Answers

By   •   July 25, 2007   •   Topics: ,

Q:

Our church is planning a major building project, and they're going to bring in a fundraising firm to get the money for it. But to be honest, I'm put off by what I've heard about their high-pressure techniques. Should I tell the pastor about my concerns?


A:

If what you’ve heard about their approach to fundraising makes you uncomfortable, then you certainly should express your concern to your pastor or your church’s governing board. Others may share your concern, and in any case your church’s reputation could be damaged by such an approach.

I have always found that God’s people will give to God’s work if they understand the need. This doesn’t mean fundraising isn’t necessary, however, because it often is. When Paul learned of the terrible situation the Christians of Jerusalem were facing because of a famine, he and his coworkers immediately began raising funds to help them (see 1 Corinthians 16:1-4).

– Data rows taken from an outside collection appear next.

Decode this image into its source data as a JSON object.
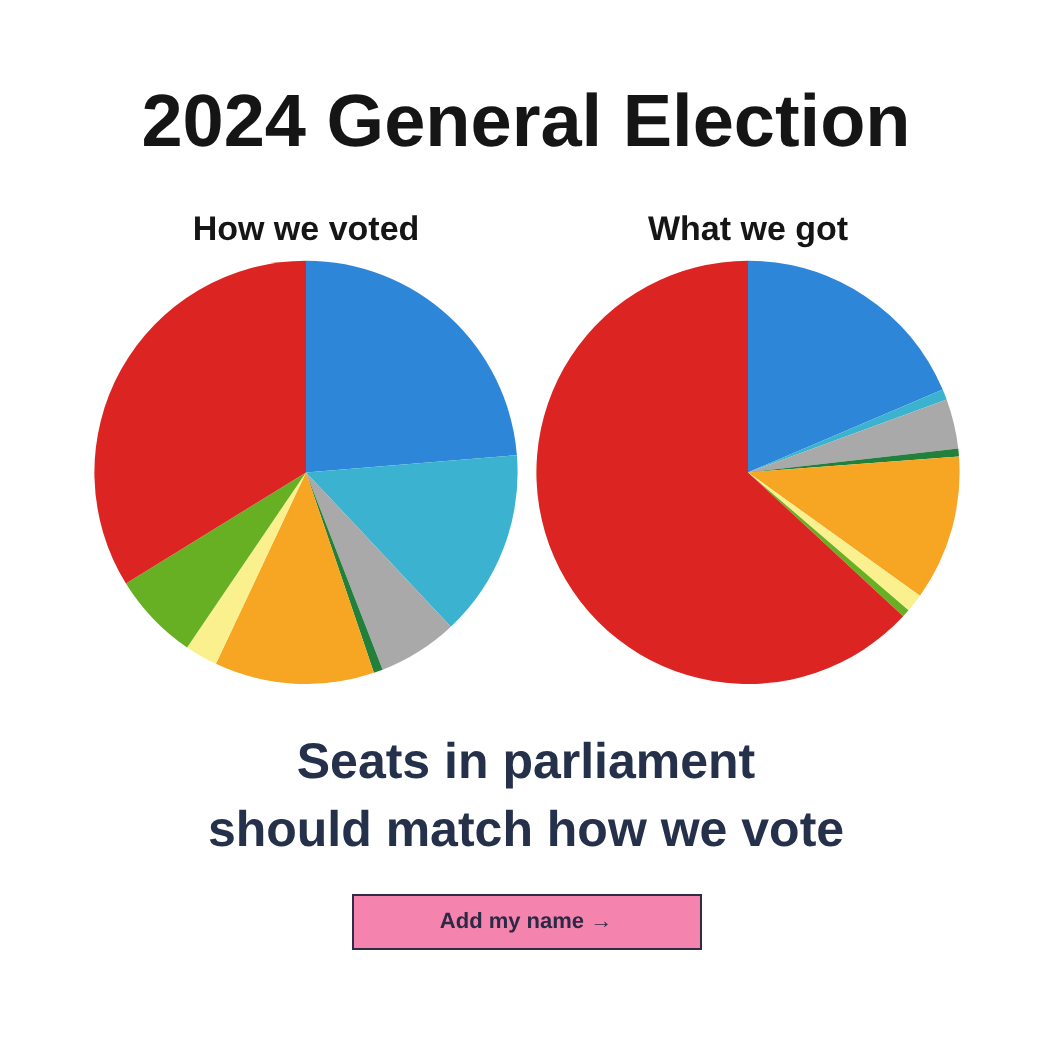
{
  "chart_data": [
    {
      "type": "other",
      "title": "2024 General Election"
    },
    {
      "type": "pie",
      "title": "How we voted",
      "categories": [
        null,
        null,
        null,
        null,
        null,
        null,
        null,
        null
      ],
      "values": [
        23.7,
        14.3,
        6.1,
        0.7,
        12.2,
        2.5,
        6.7,
        33.8
      ],
      "colors": [
        "#2e86d9",
        "#3bb3d0",
        "#a9a9a9",
        "#23803a",
        "#f6a623",
        "#fbf08e",
        "#68b023",
        "#dc2423"
      ]
    },
    {
      "type": "pie",
      "title": "What we got",
      "categories": [
        null,
        null,
        null,
        null,
        null,
        null,
        null,
        null
      ],
      "values": [
        18.6,
        0.8,
        3.8,
        0.6,
        11.1,
        1.4,
        0.6,
        63.1
      ],
      "colors": [
        "#2e86d9",
        "#3bb3d0",
        "#a9a9a9",
        "#23803a",
        "#f6a623",
        "#fbf08e",
        "#68b023",
        "#dc2423"
      ]
    },
    {
      "type": "other",
      "title": "Seats in parliament should match how we vote",
      "annotations": [
        "Add my name →"
      ]
    }
  ]
}
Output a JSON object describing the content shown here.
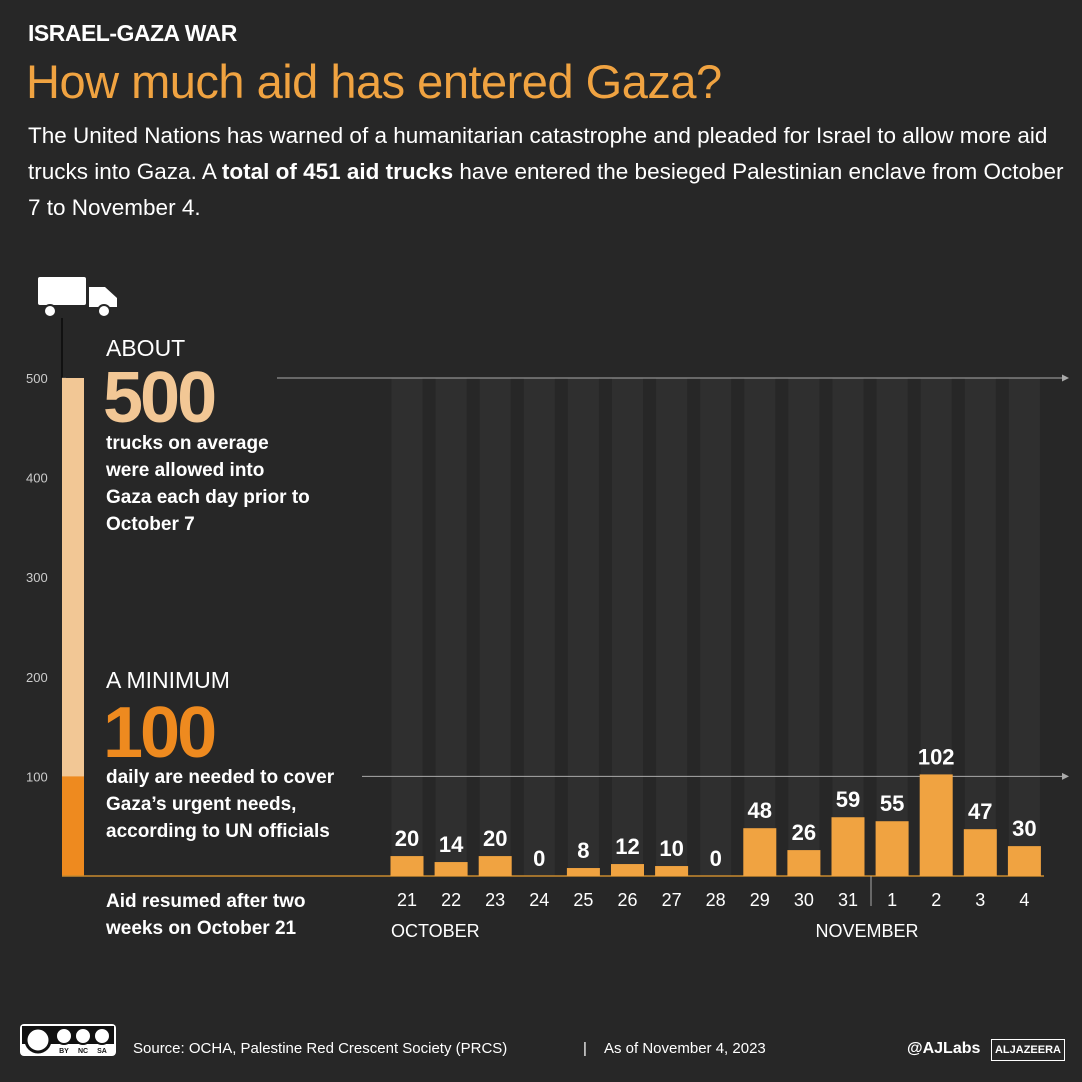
{
  "chart_data": {
    "type": "bar",
    "kicker": "ISRAEL-GAZA WAR",
    "title": "How much aid has entered Gaza?",
    "subtitle": [
      "The United Nations has warned of a humanitarian catastrophe and pleaded for Israel to allow more aid trucks into Gaza. A ",
      "total of 451 aid trucks",
      " have entered the besieged Palestinian enclave from October 7 to November 4."
    ],
    "categories": [
      "21",
      "22",
      "23",
      "24",
      "25",
      "26",
      "27",
      "28",
      "29",
      "30",
      "31",
      "1",
      "2",
      "3",
      "4"
    ],
    "month_labels": [
      "OCTOBER",
      "NOVEMBER"
    ],
    "values": [
      20,
      14,
      20,
      0,
      8,
      12,
      10,
      0,
      48,
      26,
      59,
      55,
      102,
      47,
      30
    ],
    "color": "#f0a341",
    "ylim": [
      0,
      500
    ],
    "yticks": [
      100,
      200,
      300,
      400,
      500
    ],
    "reference_lines": [
      {
        "lead": "ABOUT",
        "value": 500,
        "note": "trucks on average were allowed into Gaza each day prior to October 7",
        "color": "#f2c795"
      },
      {
        "lead": "A MINIMUM",
        "value": 100,
        "note": "daily are needed to cover Gaza’s urgent needs, according to UN officials",
        "color": "#ee8a1f"
      }
    ],
    "annotation": "Aid resumed after two weeks on October 21",
    "source": "Source:  OCHA, Palestine Red Crescent Society (PRCS)",
    "date_note": "As of November 4, 2023",
    "license": [
      "BY",
      "NC",
      "SA"
    ],
    "credit": "@AJLabs",
    "logo": "ALJAZEERA"
  }
}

But Paul didn’t try to pressure people into giving. He wrote that “Each man should give what he has decided in his heart to give, not reluctantly or under compulsion, for God loves a cheerful giver” (2 Corinthians 9:7).

Remember: Everything we have came from God’s hand, and when we give to God’s work, we are only giving back to Him what is already His. Admittedly, most people don’t look at their money this way—but they should. Jesus warned, “Be on your guard against all kinds of greed; a man’s life does not consist in the abundance of his possessions” (Luke 12:15). When we truly put Christ first in our lives, a generous spirit will follow.